Nested logarithm ratio limit

Question

Let $$f(x)=x+\ln(x+\ln(x+\cdots)))$$

Prove for $a\ge 1$, $$\lim_{n\to\infty} \frac{f(a^n)}{f(a^{n-1})}=a$$

I found this on my own so I have no idea if this is fairly well-known. So links to relevant answers or material is also appreciated.

Answer 1

Note that $f(x) = x + \ln(f(x))$. We in fact have: \begin{eqnarray} \ln(f(x)) - f(x) &=& -x\\ e^{-f(x)}f(x) &=& e^{-x}\\ e^{-f(x)}(-f(x)) &=& -e^{-x}\\ f(x) &=& -W(-e^{-x}) \end{eqnarray} where $W(z)$ is some branch of the Lambert W function. I believe what you are looking for is the branch $W_{-1}(z)$, which would make $f(x)$ real-valued for $x>0$ and diverge to infinity as $x$ goes to infinity.

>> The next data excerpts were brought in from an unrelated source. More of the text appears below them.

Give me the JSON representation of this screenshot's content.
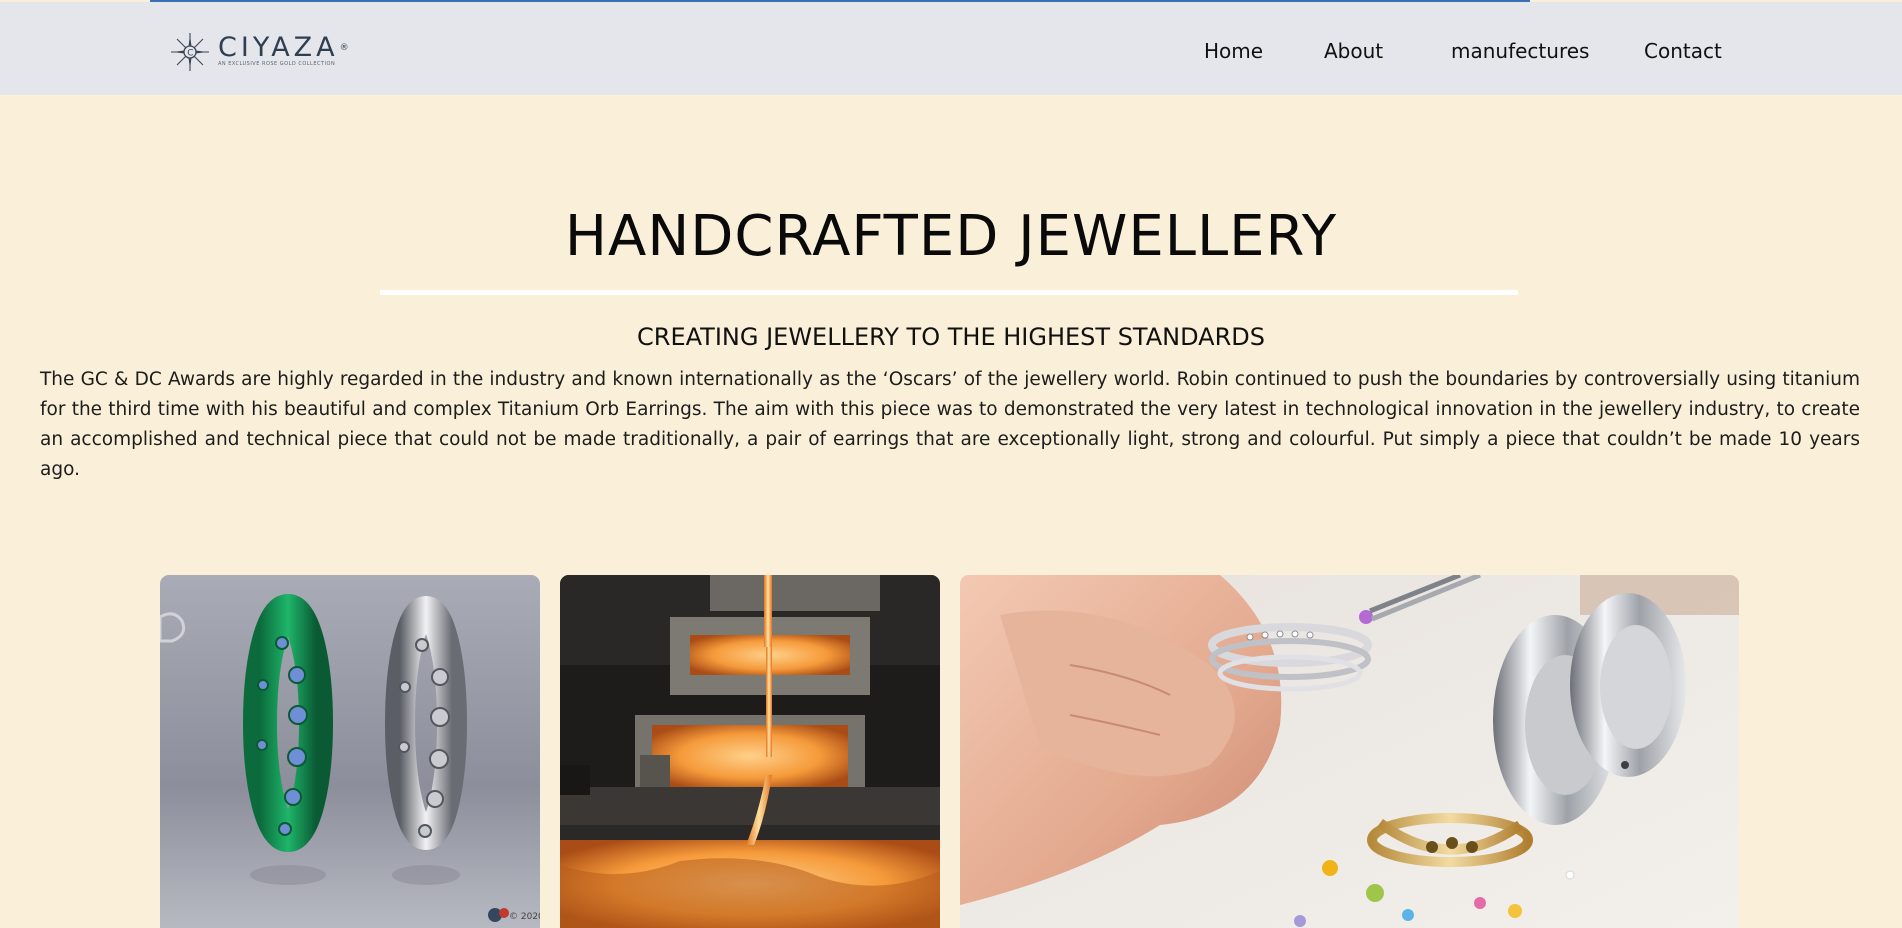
{
  "brand": {
    "name": "CIYAZA",
    "registered": "®",
    "tagline": "AN EXCLUSIVE ROSE GOLD COLLECTION"
  },
  "nav": {
    "items": [
      "Home",
      "About",
      "manufectures",
      "Contact"
    ]
  },
  "hero": {
    "title": "HANDCRAFTED JEWELLERY",
    "subtitle": "CREATING JEWELLERY TO THE HIGHEST STANDARDS",
    "body": "The GC & DC Awards are highly regarded in the industry and known internationally as the ‘Oscars’ of the jewellery world. Robin continued to push the boundaries by controversially using titanium for the third time with his beautiful and complex Titanium Orb Earrings. The aim with this piece was to demonstrated the very latest in technological innovation in the jewellery industry, to create an accomplished and technical piece that could not be made traditionally, a pair of earrings that are exceptionally light, strong and colourful. Put simply a piece that couldn’t be made 10 years ago."
  },
  "gallery": {
    "images": [
      {
        "icon": "green-and-silver-eternity-rings-photo",
        "caption": "© 2020"
      },
      {
        "icon": "molten-metal-casting-photo"
      },
      {
        "icon": "jeweller-setting-gemstones-photo"
      }
    ]
  },
  "colors": {
    "page_background": "#faefd8",
    "navbar_background": "#e5e6eb",
    "brand_text": "#2f3f52",
    "divider": "#ffffff"
  }
}
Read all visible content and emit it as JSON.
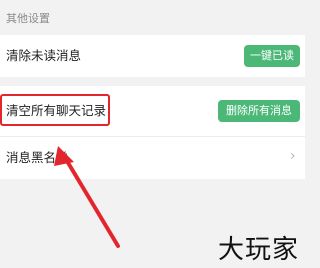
{
  "section": {
    "title": "其他设置"
  },
  "rows": [
    {
      "label": "清除未读消息",
      "button": "一键已读"
    },
    {
      "label": "清空所有聊天记录",
      "button": "删除所有消息"
    },
    {
      "label": "消息黑名单"
    }
  ],
  "watermark": "大玩家",
  "colors": {
    "accent_green": "#4cb878",
    "annotation_red": "#e3262d"
  },
  "icons": {
    "row3": "chevron-right-icon"
  }
}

To answer your particular question, we first observe: $$ \lim_{x\rightarrow\infty} \frac{f(x)}{x} =\lim_{x\rightarrow\infty} \frac{x+\ln f(x)}{x}= 1 + \lim_{x\rightarrow\infty} \frac{\ln f(x)}{x} = 1 + \lim_{x\rightarrow\infty} \frac{f'(x)}{f(x)} = 1 $$ by L'Hopital's rule. The last limit goes to 0 because $$ f'(x) = \frac{d}{dx} -W_{-1}(-e^{-x}) = \frac{W_{-1}(-e^{-x})}{W_{-1}(-e^{-x}) + 1} = \frac{f(x)}{f(x) - 1} $$ which clearly goes to 1 as $x$ approaches infinity, and hence $f'(x)/f(x) \rightarrow 0$.

Hence $f(x)$ is asymptotically equivalent to $x$, so $f(a^n) \sim a^n$ and your limit follows.